Marketing the OSR, Part 4 of 4: Get Out of Your Comfort Zone

Get Out of Your Comfort Zone

To the OSR publishers, I say, don’t limit your target audience by only taking one approach. If all you say about your game is “it’s almost exactly like the LBB’s, but easier to understand”, or “plays just like AD&D back in the early 80’s”, you will necessarily limit your audience. A thousand times moreso if your game is almost only mentioned on OSR blogs, Dragonsfoot, and the Knights & Knaves Alehouse.

Branch out! Explain why your game is a good game without any reference to its pedigree whatsoever. Go forth into the fora frequented by the under-26 set, and make the case why your game is great and they should play it, on its own merits! EnWorld, conventions, IPR, fan forums (for those doing games in a particular genre or with a licensed property); anywhere the gamers are, you should be.

I think you’ll find that you get some new blood playing and talking about your game, and I think that being a Good Thing is something we can all agree on.

Written by 

Wargamer and RPG'er since the 1970's, author of Adventures Dark and Deep, Castle of the Mad Archmage, and other things, and proprietor of the Greyhawk Grognard blog.

4 thoughts on “Marketing the OSR, Part 4 of 4: Get Out of Your Comfort Zone

  1. Recruit teens and even pre-teens! They have disposable income for games. They have time to play games. That's the age most of us old folks started, I expect. I know I started in 6th grade at about 11 years old.

    I almost posted this under part 3, but it really feels like selling stuff to teens is outside of the comfort zone based on what I read on a number of blogs due to 'content' issues.

  2. Agree, agree, agree.

    Marketing stuff to those who already know what it is makes the marketer lazy and complacent.

    By implication, the customer base of existing gamers, whatever editions or games they play is going to shrink over time. Where are the new gamers coming from? Rob tells it – teens and pre-teens. They seem to have an insatiable urge to play and OSR publishers can gratify that urge. If we leave them to be snapped up by MMORPGs, then there will come a point where any publisher who wants to wean them off that will have to do so by offering a gaming experience that mirrors or matches the things that MMORPGs do – and they slide into 4e.
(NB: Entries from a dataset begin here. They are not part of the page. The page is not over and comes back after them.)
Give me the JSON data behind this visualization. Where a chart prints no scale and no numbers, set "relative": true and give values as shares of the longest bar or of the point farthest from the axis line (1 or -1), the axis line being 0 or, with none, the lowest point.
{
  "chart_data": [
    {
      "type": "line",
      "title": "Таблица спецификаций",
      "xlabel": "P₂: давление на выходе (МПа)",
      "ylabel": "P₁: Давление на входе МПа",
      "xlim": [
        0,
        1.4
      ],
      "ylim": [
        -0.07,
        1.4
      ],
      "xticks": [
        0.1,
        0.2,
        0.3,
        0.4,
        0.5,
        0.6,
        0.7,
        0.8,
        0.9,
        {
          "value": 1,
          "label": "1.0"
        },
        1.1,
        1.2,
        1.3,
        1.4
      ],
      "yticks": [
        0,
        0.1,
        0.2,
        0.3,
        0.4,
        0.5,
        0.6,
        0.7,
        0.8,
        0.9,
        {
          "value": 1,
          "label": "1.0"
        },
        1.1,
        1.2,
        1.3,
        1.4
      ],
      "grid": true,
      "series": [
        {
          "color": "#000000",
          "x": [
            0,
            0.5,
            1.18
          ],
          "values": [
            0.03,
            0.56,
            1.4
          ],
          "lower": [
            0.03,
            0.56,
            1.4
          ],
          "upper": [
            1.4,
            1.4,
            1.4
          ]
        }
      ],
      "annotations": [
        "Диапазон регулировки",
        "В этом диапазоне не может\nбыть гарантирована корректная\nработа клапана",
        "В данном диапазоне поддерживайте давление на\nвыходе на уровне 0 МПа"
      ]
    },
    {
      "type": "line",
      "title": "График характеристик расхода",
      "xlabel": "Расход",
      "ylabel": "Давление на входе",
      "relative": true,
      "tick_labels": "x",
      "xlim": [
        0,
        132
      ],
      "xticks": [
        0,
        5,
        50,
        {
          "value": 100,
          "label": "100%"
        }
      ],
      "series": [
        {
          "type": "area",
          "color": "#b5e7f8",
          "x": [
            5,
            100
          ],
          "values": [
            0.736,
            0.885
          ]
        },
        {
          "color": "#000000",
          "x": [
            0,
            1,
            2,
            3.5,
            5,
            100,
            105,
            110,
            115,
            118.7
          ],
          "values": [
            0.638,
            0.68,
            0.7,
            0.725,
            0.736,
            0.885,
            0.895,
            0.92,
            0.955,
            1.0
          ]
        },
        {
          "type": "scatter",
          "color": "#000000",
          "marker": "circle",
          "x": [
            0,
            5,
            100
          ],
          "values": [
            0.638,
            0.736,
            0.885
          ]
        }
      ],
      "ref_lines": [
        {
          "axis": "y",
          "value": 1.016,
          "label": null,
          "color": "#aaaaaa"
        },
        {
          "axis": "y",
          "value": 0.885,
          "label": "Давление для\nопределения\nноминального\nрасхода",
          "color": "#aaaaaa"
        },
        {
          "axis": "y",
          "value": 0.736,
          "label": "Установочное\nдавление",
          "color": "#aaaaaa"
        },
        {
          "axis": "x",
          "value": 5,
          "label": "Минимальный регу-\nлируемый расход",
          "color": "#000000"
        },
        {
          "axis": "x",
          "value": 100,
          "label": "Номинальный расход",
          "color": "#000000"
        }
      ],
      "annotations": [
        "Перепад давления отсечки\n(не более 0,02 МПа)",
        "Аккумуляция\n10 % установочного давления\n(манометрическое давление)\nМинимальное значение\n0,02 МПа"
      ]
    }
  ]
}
    We grognards don't see our games as new. For us, they (in whatever iteration we play them) have been around for years, in some cases decades. But for kids, it'll be the first time they've encountered the funny dice, the little figures, the pictures of dragons, dwarves, orcs etc. Plus nothing sells something quite as fast a a kid who is all fired up on something new and cool. And for them, paradoxically, Old School is New.

    Plus it might make us all behave ourselves a bit more if we think kids might be reading! B-)
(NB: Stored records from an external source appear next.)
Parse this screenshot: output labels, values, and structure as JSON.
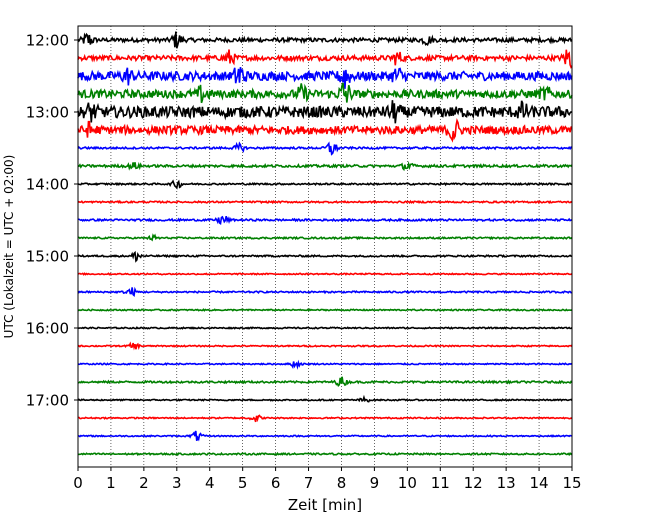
{
  "chart_data": {
    "type": "line",
    "title": "",
    "xlabel": "Zeit  [min]",
    "ylabel": "UTC (Lokalzeit = UTC + 02:00)",
    "xlim": [
      0,
      15
    ],
    "x_ticks": [
      "0",
      "1",
      "2",
      "3",
      "4",
      "5",
      "6",
      "7",
      "8",
      "9",
      "10",
      "11",
      "12",
      "13",
      "14",
      "15"
    ],
    "y_ticks": [
      {
        "label": "12:00",
        "trace": 0
      },
      {
        "label": "13:00",
        "trace": 4
      },
      {
        "label": "14:00",
        "trace": 8
      },
      {
        "label": "15:00",
        "trace": 12
      },
      {
        "label": "16:00",
        "trace": 16
      },
      {
        "label": "17:00",
        "trace": 20
      }
    ],
    "trace_interval_min": 15,
    "trace_count": 24,
    "color_cycle": [
      "#000000",
      "#ff0000",
      "#0000ff",
      "#008000"
    ],
    "grid_x": "dotted",
    "traces": [
      {
        "start": "12:00",
        "amp": 0.25,
        "events": [
          {
            "x": 0.3,
            "amp": 0.9
          },
          {
            "x": 3.0,
            "amp": 1.0
          },
          {
            "x": 10.6,
            "amp": 0.5
          }
        ]
      },
      {
        "start": "12:15",
        "amp": 0.3,
        "events": [
          {
            "x": 4.6,
            "amp": 0.9
          },
          {
            "x": 9.7,
            "amp": 0.8
          },
          {
            "x": 14.9,
            "amp": 1.5
          }
        ]
      },
      {
        "start": "12:30",
        "amp": 0.55,
        "events": [
          {
            "x": 1.5,
            "amp": 0.8
          },
          {
            "x": 4.9,
            "amp": 1.6
          },
          {
            "x": 8.1,
            "amp": 1.5
          },
          {
            "x": 9.7,
            "amp": 0.9
          }
        ]
      },
      {
        "start": "12:45",
        "amp": 0.5,
        "events": [
          {
            "x": 3.8,
            "amp": 1.0
          },
          {
            "x": 6.8,
            "amp": 0.9
          },
          {
            "x": 8.1,
            "amp": 1.8
          },
          {
            "x": 14.2,
            "amp": 0.7
          }
        ]
      },
      {
        "start": "13:00",
        "amp": 0.7,
        "events": [
          {
            "x": 0.4,
            "amp": 0.9
          },
          {
            "x": 9.6,
            "amp": 1.0
          },
          {
            "x": 13.5,
            "amp": 0.8
          }
        ]
      },
      {
        "start": "13:15",
        "amp": 0.5,
        "events": [
          {
            "x": 0.4,
            "amp": 0.9
          },
          {
            "x": 11.4,
            "amp": 1.6
          }
        ]
      },
      {
        "start": "13:30",
        "amp": 0.12,
        "events": [
          {
            "x": 4.9,
            "amp": 0.5
          },
          {
            "x": 7.7,
            "amp": 1.0
          }
        ]
      },
      {
        "start": "13:45",
        "amp": 0.15,
        "events": [
          {
            "x": 1.7,
            "amp": 0.4
          },
          {
            "x": 10.0,
            "amp": 0.5
          }
        ]
      },
      {
        "start": "14:00",
        "amp": 0.1,
        "events": [
          {
            "x": 3.0,
            "amp": 0.5
          }
        ]
      },
      {
        "start": "14:15",
        "amp": 0.1,
        "events": []
      },
      {
        "start": "14:30",
        "amp": 0.12,
        "events": [
          {
            "x": 4.4,
            "amp": 0.7
          }
        ]
      },
      {
        "start": "14:45",
        "amp": 0.1,
        "events": [
          {
            "x": 2.3,
            "amp": 0.3
          }
        ]
      },
      {
        "start": "15:00",
        "amp": 0.1,
        "events": [
          {
            "x": 1.8,
            "amp": 0.7
          }
        ]
      },
      {
        "start": "15:15",
        "amp": 0.08,
        "events": []
      },
      {
        "start": "15:30",
        "amp": 0.1,
        "events": [
          {
            "x": 1.6,
            "amp": 0.6
          }
        ]
      },
      {
        "start": "15:45",
        "amp": 0.08,
        "events": []
      },
      {
        "start": "16:00",
        "amp": 0.08,
        "events": []
      },
      {
        "start": "16:15",
        "amp": 0.08,
        "events": [
          {
            "x": 1.7,
            "amp": 0.4
          }
        ]
      },
      {
        "start": "16:30",
        "amp": 0.08,
        "events": [
          {
            "x": 6.6,
            "amp": 0.4
          }
        ]
      },
      {
        "start": "16:45",
        "amp": 0.12,
        "events": [
          {
            "x": 8.0,
            "amp": 0.6
          }
        ]
      },
      {
        "start": "17:00",
        "amp": 0.08,
        "events": [
          {
            "x": 8.7,
            "amp": 0.3
          }
        ]
      },
      {
        "start": "17:15",
        "amp": 0.08,
        "events": [
          {
            "x": 5.4,
            "amp": 0.5
          }
        ]
      },
      {
        "start": "17:30",
        "amp": 0.08,
        "events": [
          {
            "x": 3.6,
            "amp": 0.6
          }
        ]
      },
      {
        "start": "17:45",
        "amp": 0.1,
        "events": []
      }
    ]
  }
}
  3. Great articles. Every publisher in the OSR should adhere to these strategies.

    As a side note, you should checkout Myth & Magic, at New Haven Games, the 2E remake. It could be a good transition for younger players who started with 3.x, From what I read (and it's not that much, I just got the book), the few changes could appeal to a wider audience. I bring it up because NHG is a new publisher and could help break new ground using the new methodology.